Las razones expuestas llevan a desestimar los motivos de apelación y a confirmar íntegramente la resolución recurrida.
OCTAVO.- Los demandantes impugnaron la Sentencia recurrida por no imponer las costas causadas en la primera instancia a la demandada, pese haber sido estimadas íntegramente sus pretensiones, art. 394.1 LEC .
El motivo de impugnación debe ser estimado por aplicación del vencimiento objetivo, art. 394.1 LEC , por haber sido estimadas íntegramente las pretensiones de los demandantes, estimación que pese a ser reconocida en el fundamento de derecho sexto de la resolución recurrida, no tuvo reflejo en el fallo de la Sentencia al establecer 'sin imposición de costas', discrepancia constitutiva de un error que pudo ser objeto de aclaración de Sentencia.
NOVENO.- Desestimado el recurso apelación interpuesto por la demandada recurrente, las costas de esta alzada deben ser impuestas a la parte apelante ( arts. 394 y 398 LEC ), con pérdida del depósito constituido para recurrir.

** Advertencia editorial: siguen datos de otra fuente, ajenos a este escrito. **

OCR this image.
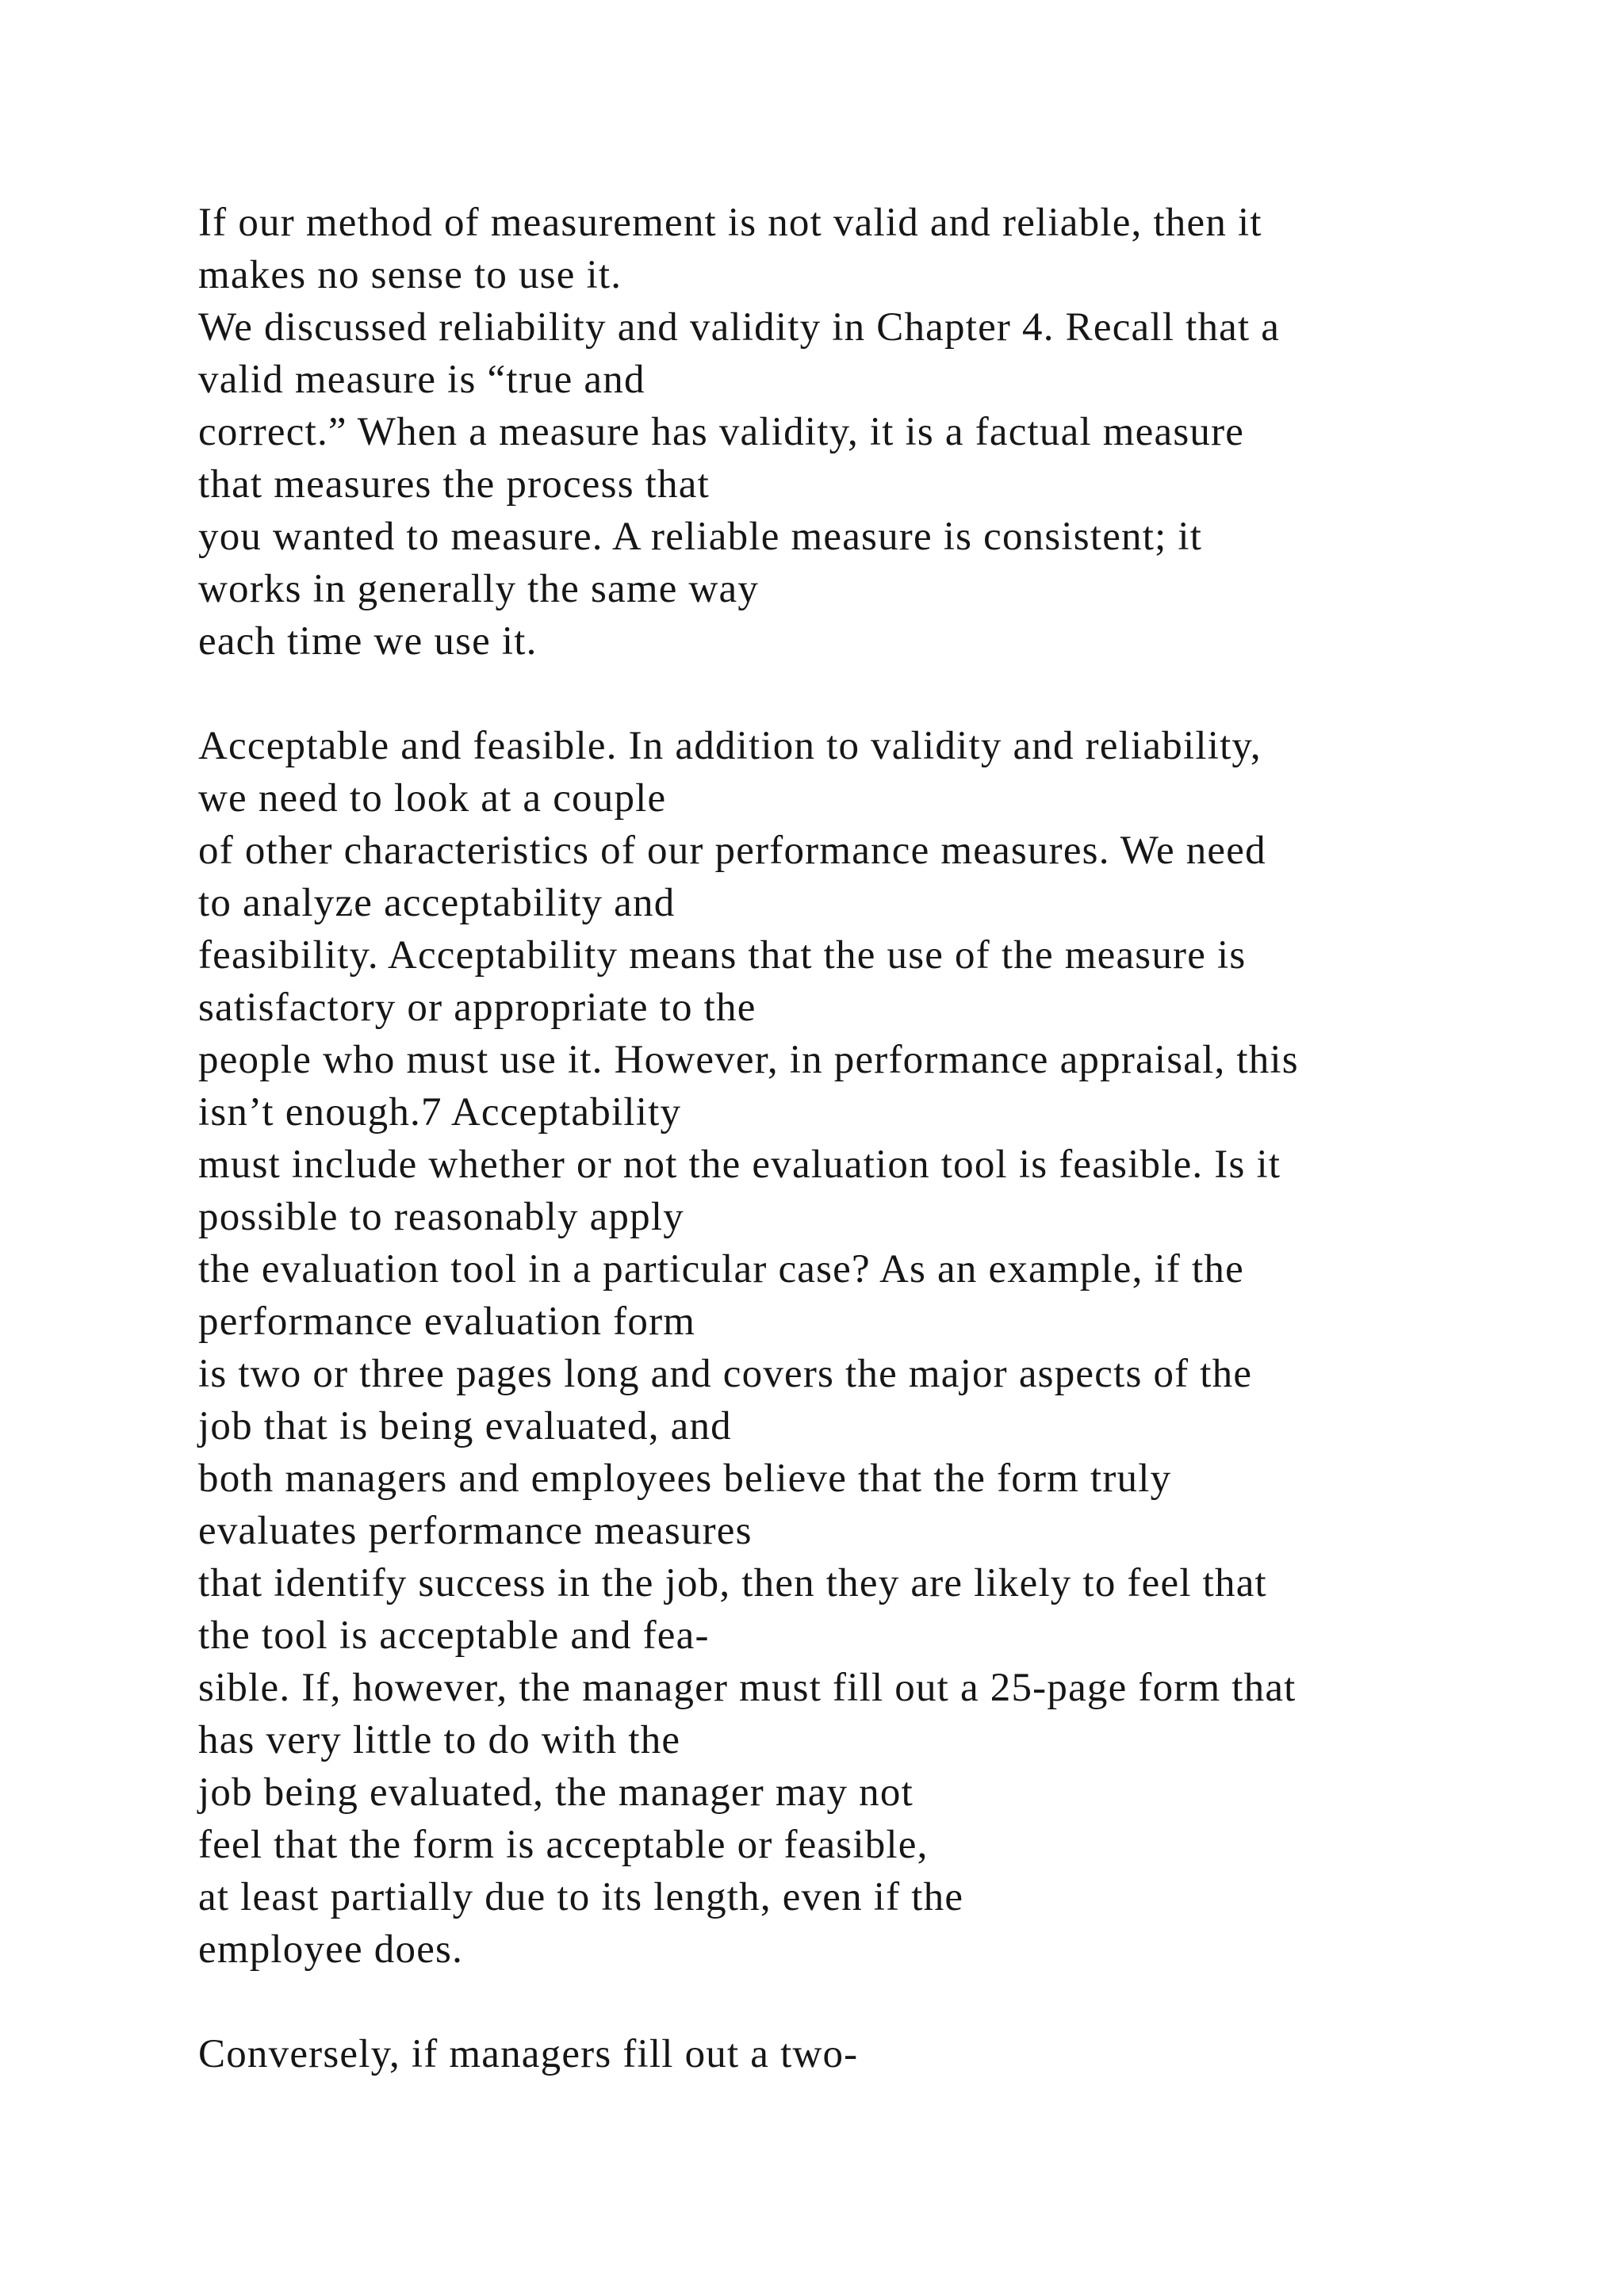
If our method of measurement is not valid and reliable, then it
makes no sense to use it.
We discussed reliability and validity in Chapter 4. Recall that a
valid measure is “true and
correct.” When a measure has validity, it is a factual measure
that measures the process that
you wanted to measure. A reliable measure is consistent; it
works in generally the same way
each time we use it.
Acceptable and feasible. In addition to validity and reliability,
we need to look at a couple
of other characteristics of our performance measures. We need
to analyze acceptability and
feasibility. Acceptability means that the use of the measure is
satisfactory or appropriate to the
people who must use it. However, in performance appraisal, this
isn’t enough.7 Acceptability
must include whether or not the evaluation tool is feasible. Is it
possible to reasonably apply
the evaluation tool in a particular case? As an example, if the
performance evaluation form
is two or three pages long and covers the major aspects of the
job that is being evaluated, and
both managers and employees believe that the form truly
evaluates performance measures
that identify success in the job, then they are likely to feel that
the tool is acceptable and fea-
sible. If, however, the manager must fill out a 25-page form that
has very little to do with the
job being evaluated, the manager may not
feel that the form is acceptable or feasible,
at least partially due to its length, even if the
employee does.
Conversely, if managers fill out a two-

Estimada la impugnación planteada por los demandantes, no procede hacer expresa imposición de las costas causadas por dicha impugnación.
En virtud de la Potestad Jurisdiccional que nos viene conferida por la Soberanía Popular y en nombre de S.M. el Rey.
Fallo
Desestimar el recurso de apelación interpuesto por la representación procesal de Bankia, SA, contra la Sentencia dictada por el Juzgado de 1ª Instancia nº 2 de Getafe, de 30 de junio de 2014 , en juicio ordinario 303/2013, resolución que se confirma íntegramente con expresa imposición de las costas de esta alzada a la recurrente, y con pérdida del depósito constituido para recurrir.
Estimar la impugnación parcial de la Sentencia, planteada por la representación procesal de don Pelayo y doña Emilia , revocando parcialmente la Sentencia de primera instancia en el sentido de imponer las costas causadas en la primera instancia a Bankia, SA, sin imposición de las costas causadas en esta alzada por la impugnación.
Remítase testimonio de la presente resolución al Juzgado de procedencia para su conocimiento y efectos.
MODO DE IMPUGNACION:Contra esta Sentencia no cabe recurso ordinario alguno, sin perjuicio de que contra la misma puedan interponerse aquellos extraordinarios de casación o infracción procesal, si concurre alguno de los supuestos previstos en los artículos 469 y 477 de la Ley de Enjuiciamiento Civil , en el plazo de veinte días y ante esta misma Sala, previa constitución, en su caso, del depósito para recurrir previsto en la Disposición Adicional Decimoquinta de la Ley Orgánica del Poder Judicial , debiendo ser consignado el mismo en la cuenta de depósitos y consignaciones de esta Sección, abierta en Banco de Santander Oficina Nº 6114 sita en la calle Ferraz nº 43, 28008 Madrid, con el número de cuenta 3390-0000-00-0029-15, bajo apercibimiento de no admitir a trámite el recurso formulado.
Así, por esta nuestra Sentencia, lo pronunciamos, mandamos y firmamos.
PUBLICACION.-Firmada la anterior resolución es entregada en esta Secretaría para su notificación, dándosele publicidad en legal forma y expidiéndose certificación literal de la misma para su unión al rollo. Doy fe.